Step 1: Misjudge the time and distance to the bathroom.
Step 2: Arrive seconds too early.
Step 3: Crap self, front of toilet, and surrounding floor.
Step 4: Pray no one is in the stall next to you.
Step 5: Say "Aww man, I can't believe I dropped the pudding that I bring with me to enjoy on the toilet" in case someone was in the next stall.
Step 6: Remember you have hand wipes in your pocket from the BBQ place earlier in the night.
Step 7: Make a mental note to never eat at aforementioned BBQ place.
Step 8: Reconsider BBQ place as long as you run faster next time. The ribs were pretty good.

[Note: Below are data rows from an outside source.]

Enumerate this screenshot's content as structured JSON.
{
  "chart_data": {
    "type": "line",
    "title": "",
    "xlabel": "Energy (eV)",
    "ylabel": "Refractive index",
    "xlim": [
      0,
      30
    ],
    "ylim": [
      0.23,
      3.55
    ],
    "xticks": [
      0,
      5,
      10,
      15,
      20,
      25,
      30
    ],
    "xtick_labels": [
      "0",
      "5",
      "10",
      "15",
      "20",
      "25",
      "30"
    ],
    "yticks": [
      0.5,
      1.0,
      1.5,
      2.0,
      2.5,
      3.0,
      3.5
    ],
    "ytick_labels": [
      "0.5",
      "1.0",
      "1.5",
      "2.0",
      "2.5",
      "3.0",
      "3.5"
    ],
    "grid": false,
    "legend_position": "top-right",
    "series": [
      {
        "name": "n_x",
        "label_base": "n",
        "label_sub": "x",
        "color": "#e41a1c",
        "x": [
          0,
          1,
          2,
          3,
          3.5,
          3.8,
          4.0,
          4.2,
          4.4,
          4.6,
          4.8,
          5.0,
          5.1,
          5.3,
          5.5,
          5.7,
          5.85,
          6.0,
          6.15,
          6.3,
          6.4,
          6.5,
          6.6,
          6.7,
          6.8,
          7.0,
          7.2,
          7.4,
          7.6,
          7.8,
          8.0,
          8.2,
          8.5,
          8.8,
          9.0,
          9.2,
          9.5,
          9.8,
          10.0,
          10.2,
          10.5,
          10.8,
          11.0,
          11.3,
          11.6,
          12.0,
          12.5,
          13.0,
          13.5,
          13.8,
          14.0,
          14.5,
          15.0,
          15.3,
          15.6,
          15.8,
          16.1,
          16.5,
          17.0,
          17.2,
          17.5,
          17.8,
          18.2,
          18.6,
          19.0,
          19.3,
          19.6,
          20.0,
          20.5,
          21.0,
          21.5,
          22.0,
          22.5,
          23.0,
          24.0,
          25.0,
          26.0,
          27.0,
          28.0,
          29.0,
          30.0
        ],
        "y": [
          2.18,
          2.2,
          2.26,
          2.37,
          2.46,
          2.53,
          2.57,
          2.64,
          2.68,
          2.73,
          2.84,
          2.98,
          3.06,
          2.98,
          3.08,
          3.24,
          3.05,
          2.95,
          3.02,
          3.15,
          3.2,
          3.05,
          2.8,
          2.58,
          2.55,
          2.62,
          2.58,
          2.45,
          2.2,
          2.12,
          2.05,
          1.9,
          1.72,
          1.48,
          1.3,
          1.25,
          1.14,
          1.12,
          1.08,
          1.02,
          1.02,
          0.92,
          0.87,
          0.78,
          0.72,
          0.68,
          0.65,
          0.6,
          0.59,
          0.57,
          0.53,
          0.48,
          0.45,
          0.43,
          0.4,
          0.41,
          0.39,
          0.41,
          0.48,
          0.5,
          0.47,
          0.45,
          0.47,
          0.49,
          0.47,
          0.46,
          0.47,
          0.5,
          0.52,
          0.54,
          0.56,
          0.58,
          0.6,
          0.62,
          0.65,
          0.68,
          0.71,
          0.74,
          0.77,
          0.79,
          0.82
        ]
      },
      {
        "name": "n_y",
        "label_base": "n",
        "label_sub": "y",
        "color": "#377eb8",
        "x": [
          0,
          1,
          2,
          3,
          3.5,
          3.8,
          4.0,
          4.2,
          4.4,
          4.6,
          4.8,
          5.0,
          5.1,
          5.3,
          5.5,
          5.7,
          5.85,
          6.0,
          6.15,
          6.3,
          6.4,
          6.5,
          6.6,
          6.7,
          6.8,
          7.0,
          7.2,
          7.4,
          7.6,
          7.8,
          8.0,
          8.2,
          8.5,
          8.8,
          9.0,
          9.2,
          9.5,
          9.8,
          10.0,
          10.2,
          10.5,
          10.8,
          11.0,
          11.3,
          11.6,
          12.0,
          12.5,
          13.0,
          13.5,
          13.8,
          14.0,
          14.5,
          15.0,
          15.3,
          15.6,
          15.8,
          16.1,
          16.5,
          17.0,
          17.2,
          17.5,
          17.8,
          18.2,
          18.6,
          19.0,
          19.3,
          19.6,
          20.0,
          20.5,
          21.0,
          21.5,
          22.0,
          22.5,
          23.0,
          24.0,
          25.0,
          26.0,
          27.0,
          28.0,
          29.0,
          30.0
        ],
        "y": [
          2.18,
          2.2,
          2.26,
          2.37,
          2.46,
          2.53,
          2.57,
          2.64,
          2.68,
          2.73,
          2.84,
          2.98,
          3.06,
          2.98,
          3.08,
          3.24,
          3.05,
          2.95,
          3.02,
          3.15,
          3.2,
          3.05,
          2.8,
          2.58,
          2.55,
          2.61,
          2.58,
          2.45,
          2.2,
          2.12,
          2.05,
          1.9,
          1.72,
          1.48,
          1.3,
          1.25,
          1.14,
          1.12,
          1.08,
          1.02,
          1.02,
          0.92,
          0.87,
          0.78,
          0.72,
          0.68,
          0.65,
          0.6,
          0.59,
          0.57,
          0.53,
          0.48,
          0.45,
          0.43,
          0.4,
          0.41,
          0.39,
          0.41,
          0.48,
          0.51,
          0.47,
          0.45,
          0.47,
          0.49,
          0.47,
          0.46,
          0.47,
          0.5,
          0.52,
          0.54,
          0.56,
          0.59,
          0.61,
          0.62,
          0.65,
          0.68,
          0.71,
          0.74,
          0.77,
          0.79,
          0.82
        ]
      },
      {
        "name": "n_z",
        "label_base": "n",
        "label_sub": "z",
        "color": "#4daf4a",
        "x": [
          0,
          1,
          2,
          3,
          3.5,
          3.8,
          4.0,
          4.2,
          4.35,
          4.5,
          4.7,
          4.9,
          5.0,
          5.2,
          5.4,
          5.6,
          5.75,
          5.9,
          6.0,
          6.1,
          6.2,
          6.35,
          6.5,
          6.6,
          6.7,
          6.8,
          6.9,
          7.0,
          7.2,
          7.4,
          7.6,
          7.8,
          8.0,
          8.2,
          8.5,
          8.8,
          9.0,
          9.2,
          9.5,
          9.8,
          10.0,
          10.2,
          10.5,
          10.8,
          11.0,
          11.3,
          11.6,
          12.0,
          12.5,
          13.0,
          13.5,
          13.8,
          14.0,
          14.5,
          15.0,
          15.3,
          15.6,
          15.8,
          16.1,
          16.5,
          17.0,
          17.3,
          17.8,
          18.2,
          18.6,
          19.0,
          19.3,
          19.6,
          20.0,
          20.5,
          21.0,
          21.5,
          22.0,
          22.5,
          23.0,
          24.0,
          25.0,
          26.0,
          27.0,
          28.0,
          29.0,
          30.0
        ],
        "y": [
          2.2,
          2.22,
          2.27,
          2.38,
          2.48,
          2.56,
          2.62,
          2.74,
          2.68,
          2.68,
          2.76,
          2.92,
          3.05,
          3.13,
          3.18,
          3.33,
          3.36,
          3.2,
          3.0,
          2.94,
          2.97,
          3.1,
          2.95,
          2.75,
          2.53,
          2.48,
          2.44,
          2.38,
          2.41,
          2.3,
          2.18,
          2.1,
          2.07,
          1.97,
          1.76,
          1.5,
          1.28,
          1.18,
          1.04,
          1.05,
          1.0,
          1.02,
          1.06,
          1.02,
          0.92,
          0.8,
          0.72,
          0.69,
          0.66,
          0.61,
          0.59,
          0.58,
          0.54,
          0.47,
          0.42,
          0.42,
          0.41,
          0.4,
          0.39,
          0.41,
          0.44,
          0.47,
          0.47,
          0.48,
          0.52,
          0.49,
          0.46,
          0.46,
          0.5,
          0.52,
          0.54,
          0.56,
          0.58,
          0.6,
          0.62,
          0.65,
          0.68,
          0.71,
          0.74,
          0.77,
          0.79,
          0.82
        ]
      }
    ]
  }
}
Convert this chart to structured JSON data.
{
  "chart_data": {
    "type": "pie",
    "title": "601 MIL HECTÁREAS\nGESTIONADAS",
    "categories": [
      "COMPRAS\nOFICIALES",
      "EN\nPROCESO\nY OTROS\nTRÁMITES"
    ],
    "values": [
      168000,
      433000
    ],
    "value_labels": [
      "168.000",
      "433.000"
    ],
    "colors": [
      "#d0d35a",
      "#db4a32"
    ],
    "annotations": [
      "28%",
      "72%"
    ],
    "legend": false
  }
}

Step 9: Realize that you have poop drying on the back of your legs.
Step 10: Use wipes to make a half-hearted attempt to clean up your mess.
Step 11: Throw wipe wrappers on the floor, seeing as its already covered in scat.
Step 12: Realize all you are doing is making it worse. Its like spreading crap frosting on a bathroom floor cake.
Step 13: Take a second to wonder how you managed to crap over a foot to the left of the toilet and underneath the outside of the bowl. Is it possible you poop defies the laws of physics?
Step 14: Hear the door open.
Step 15: Poop a little more. This time with the pants up, so it's all good.
Step 16: Bust open the stall door screaming that there is a doo-doo monster on the loose and everybody better run for their lives.
Step 17: Rest easy knowing that no one was any the wiser as to what happened thanks to your quick thinking and that 3rd shower.